REPUBLIKA.CO.ID, JAKARTA-- Guru Besar Hukum Internasional UI Hikmahanto Juwana menilai pemerintah Indonesia akan sulit mengabulkan lobi Australia yang meminta dua orang warganya tidak dieksekusi dalam pelaksanaan hukuman mati berikutnya.
"Ada tiga alasan bagi Presiden Jokowi untuk menolak lobi Australia tersebut, disamping pelaksanaan hukuman mati merupakan masalah kedaulatan dan penegakan hukum di Indonesia," kata Hikmahanto di Jakarta, Selasa.
Alasan pertama, lobi ditolak karena pemerintah tidak ingin dianggap diskriminatif terhadap warga dari negara lain, seperti Belanda dan Brazil. "Inkonsistensi berarti perlakuan yang berbeda yang harus dicarikan alasan," kata dia.
Kedua, bila lobi Australia dikabulkan Presiden Jokowi maka Presiden akan berhadapan dengan mayoritas publik Indonesia yang geram dan marah atas maraknya penyalahgunaan narkoba di Tanah Air. "Publik akan menganggap Presiden tidak memenuhi janji dan gagal dalam menyerap aspirasi," kata Hikmahanto.
Ketiga, apabila ada inskonsitensi dari Presiden Jokowi maka hal tersebut akan menjadi "bola liar" bagi dunia perpolitikan di Indonesia.

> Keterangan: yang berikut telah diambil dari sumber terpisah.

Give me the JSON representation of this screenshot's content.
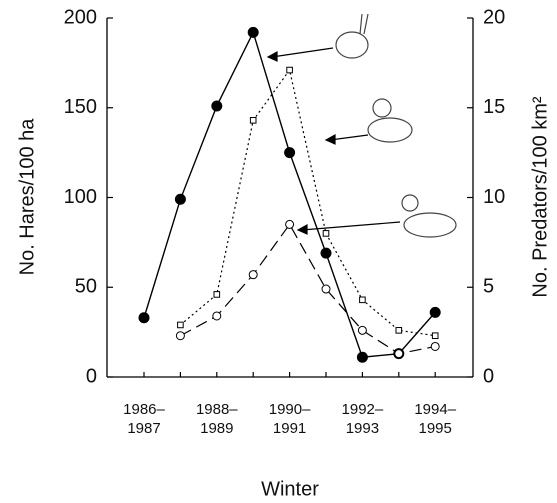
{
  "chart_data": {
    "type": "line",
    "x_label": "Winter",
    "y_label": "No. Hares/100 ha",
    "y2_label": "No. Predators/100 km²",
    "categories": [
      "1986–\n1987",
      null,
      "1988–\n1989",
      null,
      "1990–\n1991",
      null,
      "1992–\n1993",
      null,
      "1994–\n1995"
    ],
    "ylim": [
      0,
      200
    ],
    "yticks": [
      0,
      50,
      100,
      150,
      200
    ],
    "y2lim": [
      0,
      20
    ],
    "y2ticks": [
      0,
      5,
      10,
      15,
      20
    ],
    "series": [
      {
        "color": "#000000",
        "style": "solid",
        "marker": "filled-circle",
        "axis": "y",
        "values": [
          33,
          99,
          151,
          192,
          125,
          69,
          11,
          13,
          36
        ]
      },
      {
        "color": "#000000",
        "style": "dotted",
        "marker": "open-square",
        "axis": "y2",
        "values": [
          null,
          2.9,
          4.6,
          14.3,
          17.1,
          8.0,
          4.3,
          2.6,
          2.3
        ]
      },
      {
        "color": "#000000",
        "style": "dashed",
        "marker": "open-circle",
        "axis": "y2",
        "values": [
          null,
          2.3,
          3.4,
          5.7,
          8.5,
          4.9,
          2.6,
          1.3,
          1.7
        ]
      }
    ]
  }
}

Hikmahanto juga mengingatkan bahwa sampai saat ini hampir semua partai baik yang terafiliasi pada Koalisi Merah Putih (KMP) atau Koalisi Indonesia Hebat (KIH) mendukung kebijakan tegas Presiden Jokowi untuk melaksanakan hukuman mati.

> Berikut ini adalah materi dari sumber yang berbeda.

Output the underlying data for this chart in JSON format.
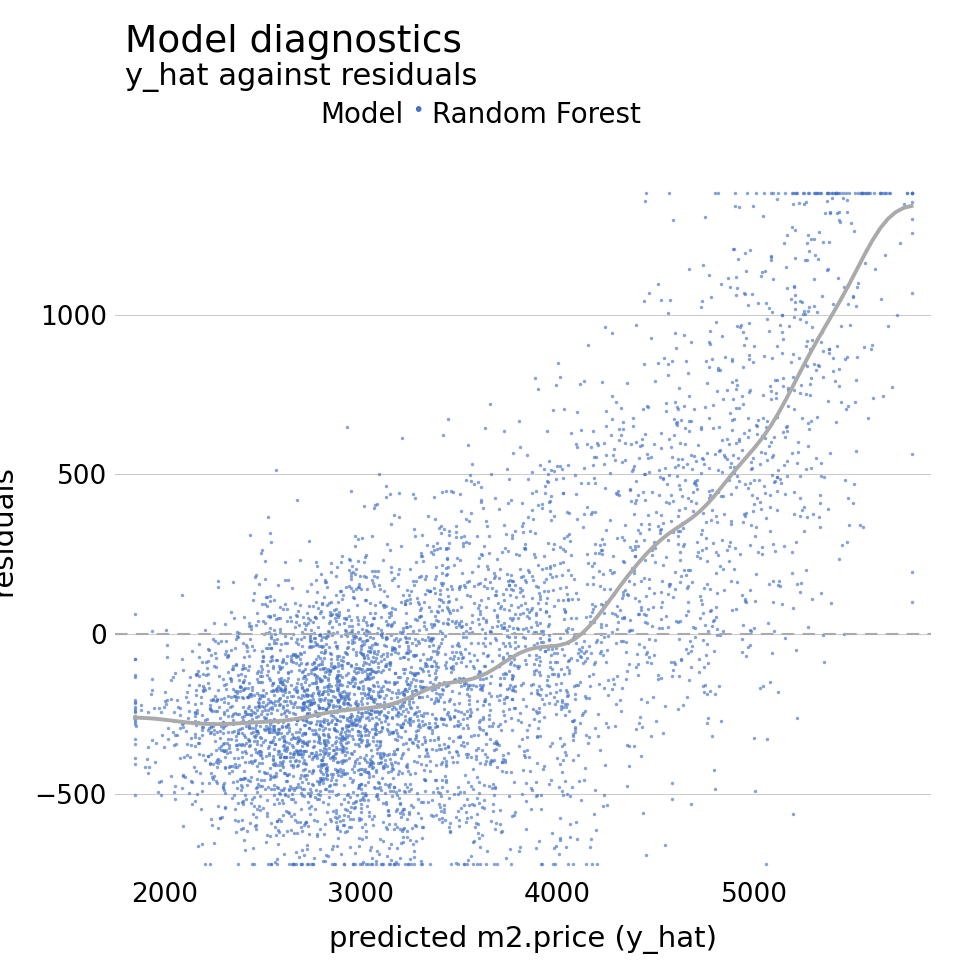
{
  "title_main": "Model diagnostics",
  "title_sub": "y_hat against residuals",
  "legend_label": "Model",
  "legend_entry": "Random Forest",
  "xlabel": "predicted m2.price (y_hat)",
  "ylabel": "residuals",
  "xlim": [
    1750,
    5900
  ],
  "ylim": [
    -750,
    1400
  ],
  "xticks": [
    2000,
    3000,
    4000,
    5000
  ],
  "yticks": [
    -500,
    0,
    500,
    1000
  ],
  "dot_color": "#4472C4",
  "dot_size": 6,
  "dot_alpha": 0.65,
  "smooth_color": "#aaaaaa",
  "smooth_lw": 2.8,
  "hline_color": "#aaaaaa",
  "hline_lw": 1.5,
  "grid_color": "#cccccc",
  "background_color": "#ffffff",
  "seed": 42,
  "n_points": 5000
}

Pemerintah Australia melalui Perdana Menteri Tony Abbott dan Menteri Luar Negeri Julia Bishop secara intensif melakukan lobi kepada pemerintah Indonesia, baik Presiden Jokowi maupun Menlu Retno Marsudi agar dua warganya tidak dieksekusi mati dalam pelaksanaan hukuman mati berikutnya.

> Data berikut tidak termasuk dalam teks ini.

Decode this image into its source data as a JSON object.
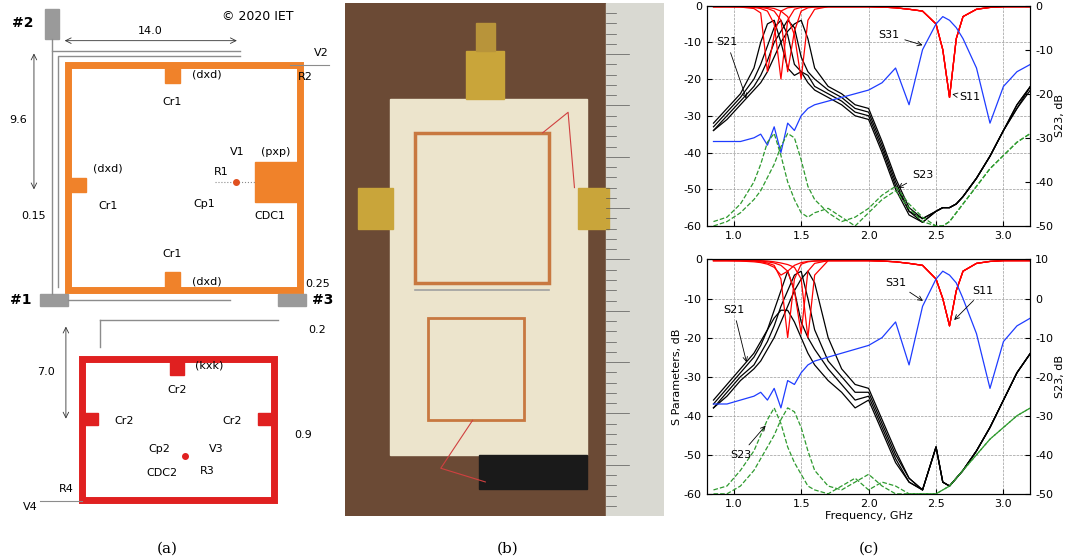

Hal ini dilakukan setelah sebelumnya Kejaksaan Agung telah melaksanakan eksekusi terhadap enam orang terpidana mati, yang masing-masing berasal dari negara Indonesia, Brazil, Belanda, Malawi, Vietnam dan Nigeria. Pelaksanaan hukuman mati itu disesalkan pemerintah Brazil dan Belanda.